'We zijn als wetenschappers te lang stil geweest'
In zo'n 600 steden over de hele wereld wordt vandaag gedemonstreerd om het belang van wetenschap te benadrukken. Het idee voor de zogeheten March for Science komt uit Amerika, waar de wetenschap steeds verder onder druk komt te staan sinds president Donald Trump aan de macht is. Later vandaag zullen wetenschappers in Washington, DC samen komen voor een groot protest.
Ook in Nederland wordt wetenschappelijk onderzoek steeds vaker weggezet als 'ook maar een mening', zegt Maarten Frens, hoogleraar systeemfysiologie aan de Erasmus Universiteit. Hij organiseert samen met andere wetenschappers daarom een zustermars in Amsterdam, tussen 12 en 4 uur vanmiddag op het Museumplein. "De druk op de wetenschap is in de vrije wereld nog nooit zo groot geweest."
Het idee achter de mars is om het belang van de wetenschap voor de maatschappij te benadrukken.

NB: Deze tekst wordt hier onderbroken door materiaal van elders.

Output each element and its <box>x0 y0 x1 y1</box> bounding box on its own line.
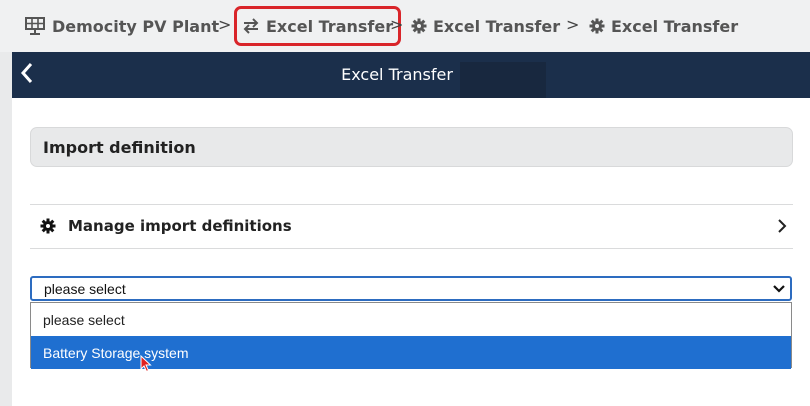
manage-import-definitions-link[interactable]: Manage import definitions <box>30 204 793 248</box>
page-title: Excel Transfer <box>341 65 453 84</box>
transfer-arrows-icon <box>242 17 260 35</box>
select-value: please select <box>44 280 126 297</box>
breadcrumb: Democity PV Plant > Excel Transfer > Exc… <box>0 0 810 52</box>
import-definition-select[interactable]: please select <box>30 276 792 301</box>
breadcrumb-label: Excel Transfer <box>433 16 561 36</box>
breadcrumb-item-excel-transfer[interactable]: Excel Transfer <box>411 14 560 38</box>
breadcrumb-item-excel-transfer[interactable]: Excel Transfer <box>589 14 738 38</box>
mouse-cursor-icon <box>140 354 152 377</box>
chevron-right-icon <box>777 218 787 234</box>
option-label: please select <box>43 311 125 328</box>
breadcrumb-label: Excel Transfer <box>266 16 394 36</box>
breadcrumb-separator: > <box>566 15 580 34</box>
breadcrumb-label: Excel Transfer <box>611 16 739 36</box>
panel-header: Excel Transfer <box>12 52 810 98</box>
breadcrumb-separator: > <box>390 15 404 34</box>
breadcrumb-label: Democity PV Plant <box>52 16 220 36</box>
solar-panel-icon <box>24 16 46 36</box>
breadcrumb-separator: > <box>218 15 232 34</box>
breadcrumb-item-excel-transfer-active[interactable]: Excel Transfer <box>234 6 402 46</box>
breadcrumb-item-plant[interactable]: Democity PV Plant <box>24 14 219 38</box>
section-title: Import definition <box>43 138 196 157</box>
main-panel: Excel Transfer Import definition Manage … <box>12 52 810 406</box>
gear-icon <box>411 18 427 34</box>
gear-icon <box>40 218 56 234</box>
section-card: Import definition <box>30 127 793 167</box>
gear-icon <box>589 18 605 34</box>
divider <box>30 248 793 249</box>
chevron-down-icon <box>772 283 786 295</box>
select-option[interactable]: please select <box>31 303 791 336</box>
option-label: Battery Storage system <box>43 344 189 361</box>
manage-label: Manage import definitions <box>68 217 292 235</box>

Volgens Frens is dat ook in Nederland nodig. "Hier zijn ook politieke partijen die klimaatverandering ontkennen, en er zijn genoeg Nederlandse ouders die hun kinderen niet laten inenten." De mars heeft een eigen twitter-hashtag: #WhyImarch.

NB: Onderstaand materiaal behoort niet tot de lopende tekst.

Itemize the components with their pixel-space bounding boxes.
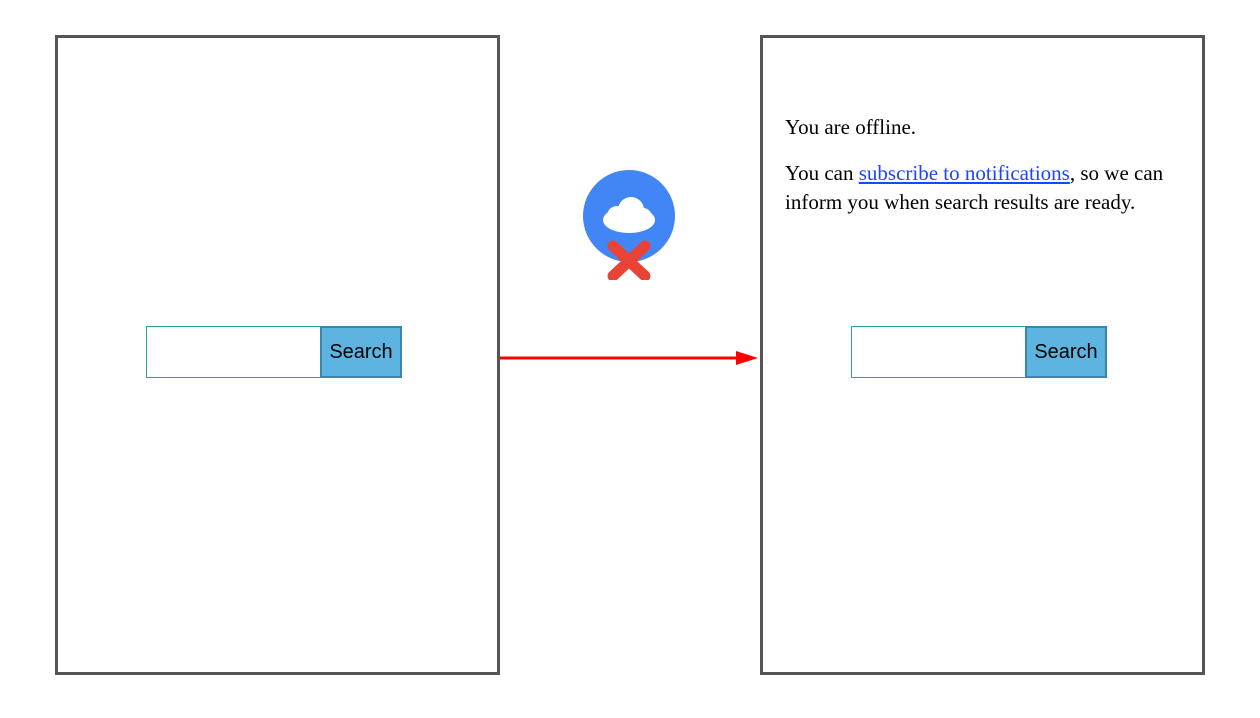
offline-cloud-icon [583, 170, 675, 280]
offline-line-2: You can subscribe to notifications, so w… [785, 159, 1180, 216]
search-button[interactable]: Search [1025, 326, 1107, 378]
arrow-icon [500, 351, 758, 365]
subscribe-notifications-link[interactable]: subscribe to notifications [859, 161, 1070, 185]
search-row-right: Search [851, 326, 1107, 378]
after-panel: You are offline. You can subscribe to no… [760, 35, 1205, 675]
offline-message: You are offline. You can subscribe to no… [785, 113, 1180, 234]
offline-line-1: You are offline. [785, 113, 1180, 141]
offline-line-2a: You can [785, 161, 859, 185]
search-input[interactable] [146, 326, 320, 378]
search-row-left: Search [146, 326, 402, 378]
diagram-stage: Search You are offline. You can subscrib… [0, 0, 1260, 718]
search-input[interactable] [851, 326, 1025, 378]
before-panel: Search [55, 35, 500, 675]
search-button[interactable]: Search [320, 326, 402, 378]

Wetenschap komt onder druk te staan.
Daarnaast willen de wetenschappers laten zien dat wetenschap ook leuk is, zegt Severine van Bommel van de Wageningen Universiteit. "Maar het is zeker wel een protest. We willen een politiek statement maken. Daarnaast willen we uitdragen hoe belangrijk wetenschap is en wat wetenschap kan doen voor de samenleving."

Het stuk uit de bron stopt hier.